改めてガッサン・カナファーニーを思い出しながら

 数日前、或る会議で出会った友人が、こう言った。「私はよく真夜中のNHKラジオを聞いているんだけど、1時、2時などのきっかりした時間になると流れる、ほんの短いニュースが好きだ。でも、昨夜は驚いた。ガッサン・カナファーニー(写真)の本が急に売れ始めていて、増刷になったというニュースが、突然に脈絡もなく、流れた。」
「エッ ほんとう? じゃあ、『ハイファに戻って』とか『太陽の男たち』のこと?」
「そう、それ、それ」
 一瞬のうちに流れては消えてゆくラジオ・ニュースの内容を、友人はそれ以上説明できなかった。ほんとうに、それだけだったのか、もっと脈絡はなかったのか。私もまた、かつては、ラジオ深夜便を聞きながら、遅くまで、時には明け方まで何ごとかをしていることが多かったから、この時間帯でも定時的に流れるニュースのことは知っている。でも、こんな意外性のあるニュースが流れたことがあっただろうか? 記憶は曖昧だが、疑問だ。

 想像してみる。深夜のNHK番組への、上層部のチェックは甘い。視聴率も高くはない。心ある記者かディレクターがいれば、監視体制の緩みを突いて、ふだんなら「許されない」類のニュースをさり気なく滑り込ませることができたのかもしれぬ。聞く方も、集中して聞いているというよりは、「ながら族」に違いないから、聞き覚えのある「ガッサン・カナファーニー」というパレスチナの作家の名のみに反応して、少しはあったに違いない前後の脈絡までは耳に入らなかったのだろう。

 この小さな、しかし忘れがたい挿話が、当の友人の幻聴ではなかったとして、脈絡を聞きそこなった友人のために、私が大幅な脚色を施してみる。

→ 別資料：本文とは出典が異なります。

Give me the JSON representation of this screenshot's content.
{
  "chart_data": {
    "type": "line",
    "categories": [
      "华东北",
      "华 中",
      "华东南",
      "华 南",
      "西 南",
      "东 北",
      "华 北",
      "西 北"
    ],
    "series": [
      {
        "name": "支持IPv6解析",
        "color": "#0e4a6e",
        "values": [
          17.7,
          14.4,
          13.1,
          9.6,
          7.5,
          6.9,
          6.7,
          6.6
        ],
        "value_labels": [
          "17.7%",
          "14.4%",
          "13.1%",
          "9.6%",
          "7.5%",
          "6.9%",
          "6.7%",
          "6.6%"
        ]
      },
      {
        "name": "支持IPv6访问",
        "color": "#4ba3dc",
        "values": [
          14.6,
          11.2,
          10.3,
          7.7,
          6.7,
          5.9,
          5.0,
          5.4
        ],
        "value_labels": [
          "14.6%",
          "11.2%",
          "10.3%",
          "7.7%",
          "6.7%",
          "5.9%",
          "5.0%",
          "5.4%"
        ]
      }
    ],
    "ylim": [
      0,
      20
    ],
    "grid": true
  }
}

 ――去る10月7日、ガザ地区のイスラーム原理主義組織ハマスがイスラエル領内に入り込んで行なった攻撃では、1000人以上のイスラエル人が犠牲になり、100人近くの人びとが人質としてハマスに囚われていると言われている。これに対して、イスラエルはガザ地区を実効支配するハマスを殲滅すると公言し、彼らを「動物のような人間」と呼んだり、核爆弾の使用も辞さないとの発言が政府高官から飛び出したりしている。イスラエルはこれまでもガザ地区を完全に包囲し、パレスチナ人に対する生殺与奪の権を握ってきたが、今回は電気・ガス・水道など、そこに住む人びとの生存権に関わる基本インフラまでを断ち切る一方、民間人が多く住む市街地までをも容赦なく爆撃の対象として、連日連夜の攻撃を続けている。

 当初は、ハマスのテロに対する厳しい非難の声に溢れていた世界では、ガザにおける人道上の危機を目の当たりにして、これまでとは異なる動きが目立っている。今回のハマスの攻撃を「ナチスによるホロコースト以降で最悪の事態だ」と語るイスラエル政府に対して、米国のユダヤ人社会からは「私たちの名前を騙るな」との声が上がっている。政府が明らかにイスラエル寄りの姿勢を守る欧州各国でも、ロシアのウクライナ侵攻に対する態度との矛盾を「二重基準」だとして批判し、「ガザ解放!」「パレスチナに自由を!」と叫ぶ大規模なデモが展開されている。アラブ諸国でもパレスチナに連帯する動きがさまざまに広がっていることは言うまでもない。南米のボリビア政府はイスラエルが「好戦的で不釣り合いだ」として、同国と断交した。コロンビアとチリも、イスラエル駐在大使を召喚している。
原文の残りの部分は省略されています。